This used to be hard but I use Goose to do this now

In [29]:
from goose3 import Goose
#from  bs4 import BeautifulSoup

gg = Goose()

for art in arts:
    print(  str(art).split('/')[-1],)
    try:
        art.goose_art = gg.extract(url=str(art) ) 
    except:
        pass
print('Done!')


pennsylvania-fire-five-children-die-in-fire-at-daycare-centre
uk-and-ireland-commemorate-1979-fastnet-race-disaster
love-yourself-more-k-pop-band-bts-take-extended-break-to-enjoy-life
joseph-fiennes-ive-done-my-bit-for-society-ive-illustrated-the-patheticness-of-misogyny
new-zealand-gun-buyback-10000-firearms-returned-after-christchurch-attack
vladimir-putin-west-russian-president-20-years
rock-sea-meaing-tel-aviv-beach-refugee
guatemala-elects-president-alejandro-giammattei-who-called-trump-immigration-deal-bad-news
myanmar-scrambles-to-rescue-flood-victims-as-landslide-kills-dozens
drug-maker-will-make-21bn-from-treating-cystic-fibrosis
behrouz-boochani-wins-25000-national-biography-award-and-accepts-via-whatsapp-from-manus
nigel-farage-prince-harry-meghan-markle-overweight-queen-mother-cpac-brexit
troubles-tourism-should-derry-be-celebrating-its-political-murals
russia-honours-national-heroes-killed-in-mysterious-nuclear-rocket-blast
australia-coal-use-is-existential-threat-to-pacif

# Output to HTML

There are libraries for doing HTML output from python 
but as often as not string formatting is easier.

In [30]:
header = '''<!DOCTYPE html>
<html id="js-context" class="js-off is-not-modern id--signed-out" lang="en" data-page-path="/international">
<head>
<title>News, sport and opinion from the Guardian's global edition | The Guardian</title>
<meta charset="utf-8">
</head>
'''  

headline_wrapper = '<h2 id="%s">%s</h2>'
keyword_wrapper = '<h4>%s</h4>'
para_wrapper = "<p>%s</p>\n\n"
toc_item_wrapper = '<a href="#%s">%s</a><br>\n'

sections = ['news', 'op_ed', 'misc']
text  = {x:[] for x in sections}
tocs  = {x:[] for x in sections}


for yy in arts:
    #the goose object is stored in the article
    art = yy.goose_art
    
    html_id = (yy.id, art.title)
    tocs[yy.tag].append(html_id) 
    
    html_text = ''.join( [para_wrapper%x for x in art.cleaned_text.split('\n'*2)])
    text[yy.tag].append('\n\n'.join([ headline_wrapper%html_id, 
                                      keyword_wrapper%art.meta_keywords, 
                                      html_text]))

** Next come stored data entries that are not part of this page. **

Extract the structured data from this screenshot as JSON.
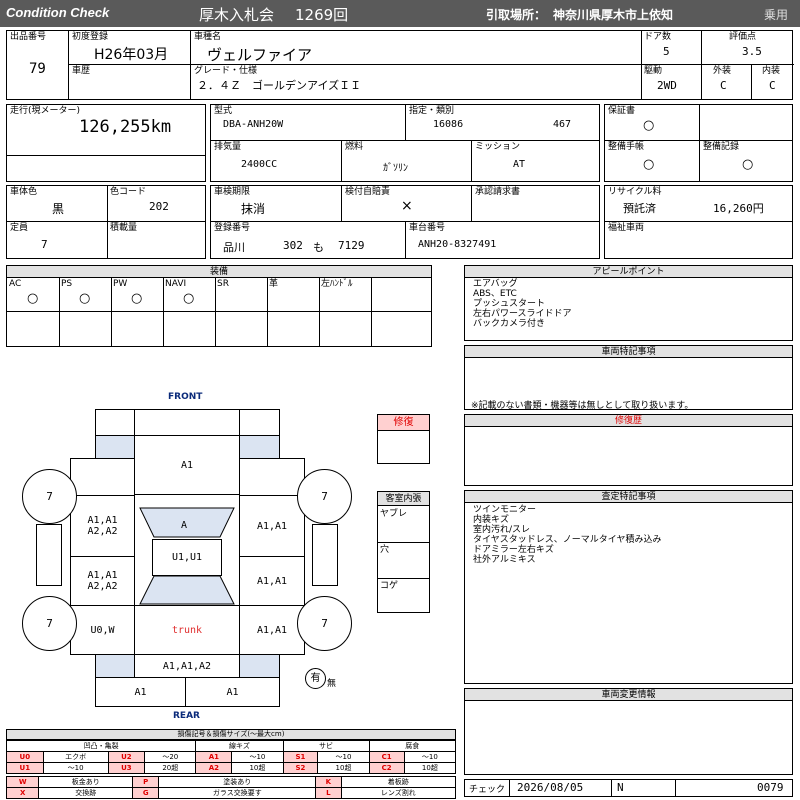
{
  "header": {
    "title_en": "Condition  Check",
    "auction": "厚木入札会",
    "session": "1269回",
    "pickup_label": "引取場所：",
    "pickup": "神奈川県厚木市上依知",
    "category": "乗用"
  },
  "row1": {
    "lot_label": "出品番号",
    "lot": "79",
    "first_reg_label": "初度登録",
    "first_reg": "H26年03月",
    "car_name_label": "車種名",
    "car_name": "ヴェルファイア",
    "doors_label": "ドア数",
    "doors": "5",
    "score_label": "評価点",
    "score": "3.5",
    "history_label": "車歴",
    "grade_label": "グレード・仕様",
    "grade": "２．４Ｚ　ゴールデンアイズＩＩ",
    "drive_label": "駆動",
    "drive": "2WD",
    "exterior_label": "外装",
    "exterior": "C",
    "interior_label": "内装",
    "interior": "C"
  },
  "row2": {
    "mileage_label": "走行(現メーター)",
    "mileage": "126,255km",
    "model_label": "型式",
    "model": "DBA-ANH20W",
    "designation_label": "指定・類別",
    "designation": "16086",
    "classification": "467",
    "warranty_label": "保証書",
    "warranty": "○",
    "displacement_label": "排気量",
    "displacement": "2400CC",
    "fuel_label": "燃料",
    "fuel": "ｶﾞｿﾘﾝ",
    "transmission_label": "ミッション",
    "transmission": "AT",
    "maint_book_label": "整備手帳",
    "maint_book": "○",
    "maint_record_label": "整備記録",
    "maint_record": "○"
  },
  "row3": {
    "body_color_label": "車体色",
    "body_color": "黒",
    "color_code_label": "色コード",
    "color_code": "202",
    "inspection_label": "車検期限",
    "inspection": "抹消",
    "certificate_label": "検付自賠責",
    "certificate": "×",
    "approval_label": "承認請求書",
    "recycle_label": "リサイクル料",
    "recycle_status": "預託済",
    "recycle_fee": "16,260円",
    "capacity_label": "定員",
    "capacity": "7",
    "load_label": "積載量",
    "reg_num_label": "登録番号",
    "reg_area": "品川",
    "reg_class": "302",
    "reg_kana": "も",
    "reg_number": "7129",
    "chassis_label": "車台番号",
    "chassis": "ANH20-8327491",
    "welfare_label": "福祉車両"
  },
  "equipment": {
    "title": "装備",
    "items": [
      {
        "label": "AC",
        "value": "○"
      },
      {
        "label": "PS",
        "value": "○"
      },
      {
        "label": "PW",
        "value": "○"
      },
      {
        "label": "NAVI",
        "value": "○"
      },
      {
        "label": "SR",
        "value": ""
      },
      {
        "label": "革",
        "value": ""
      },
      {
        "label": "左ﾊﾝﾄﾞﾙ",
        "value": ""
      }
    ]
  },
  "appeal": {
    "title": "アピールポイント",
    "lines": [
      "エアバッグ",
      "ABS、ETC",
      "プッシュスタート",
      "左右パワースライドドア",
      "バックカメラ付き"
    ]
  },
  "special_notes": {
    "title": "車両特記事項",
    "note": "※記載のない書類・機器等は無しとして取り扱います。"
  },
  "repair_history": {
    "title": "修復歴",
    "box_label": "修復"
  },
  "inspector_notes": {
    "title": "査定特記事項",
    "lines": [
      "ツインモニター",
      "内装キズ",
      "室内汚れ/スレ",
      "タイヤスタッドレス、ノーマルタイヤ積み込み",
      "ドアミラー左右キズ",
      "社外アルミキス"
    ]
  },
  "changes": {
    "title": "車両変更情報"
  },
  "cabin": {
    "title": "客室内張",
    "items": [
      "ヤブレ",
      "穴",
      "コゲ"
    ]
  },
  "diagram": {
    "front": "FRONT",
    "rear": "REAR",
    "trunk": "trunk",
    "tires": [
      "7",
      "7",
      "7",
      "7"
    ],
    "hood": "A1",
    "windshield": "A",
    "roof": "U1,U1",
    "front_left_door": "A1,A1\nA2,A2",
    "rear_left_door": "A1,A1\nA2,A2",
    "front_right_door": "A1,A1",
    "rear_right_door": "A1,A1",
    "left_quarter": "U0,W",
    "right_quarter": "A1,A1",
    "rear_gate": "A1,A1,A2",
    "rear_bumper_left": "A1",
    "rear_bumper_right": "A1",
    "spare_tire_icon": "有",
    "spare_tire_none": "無"
  },
  "legend": {
    "title": "損傷記号＆損傷サイズ(〜最大cm)",
    "groups": [
      "凹凸・亀裂",
      "線キズ",
      "サビ",
      "腐食"
    ],
    "row1": [
      [
        "U0",
        "エクボ"
      ],
      [
        "U2",
        "〜20"
      ],
      [
        "A1",
        "〜10"
      ],
      [
        "S1",
        "〜10"
      ],
      [
        "C1",
        "〜10"
      ]
    ],
    "row2": [
      [
        "U1",
        "〜10"
      ],
      [
        "U3",
        "20超"
      ],
      [
        "A2",
        "10超"
      ],
      [
        "S2",
        "10超"
      ],
      [
        "C2",
        "10超"
      ]
    ],
    "row3": [
      [
        "W",
        "板金あり"
      ],
      [
        "P",
        "塗装あり"
      ],
      [
        "K",
        "着板跡"
      ]
    ],
    "row4": [
      [
        "X",
        "交換跡"
      ],
      [
        "G",
        "ガラス交換要す"
      ],
      [
        "L",
        "レンズ割れ"
      ]
    ]
  },
  "footer": {
    "check_label": "チェック",
    "date": "2026/08/05",
    "code": "N",
    "number": "0079"
  }
}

#write to a file remember to use a context cos it's cleaner   
with  open('text.html','w') as fp:
    fp.write(header + '<body>\n')
    
    for ss in sections:
        fp.write('<h1>%s</h1>'%ss.upper())
        toc_html = [toc_item_wrapper%x for x in tocs[ss] ]
        fp.write(''.join(toc_html) + '<br>\n')
        
    for ss in sections:
        fp.write('\n'.join(text[ss]) )

    fp.write('</body>\n')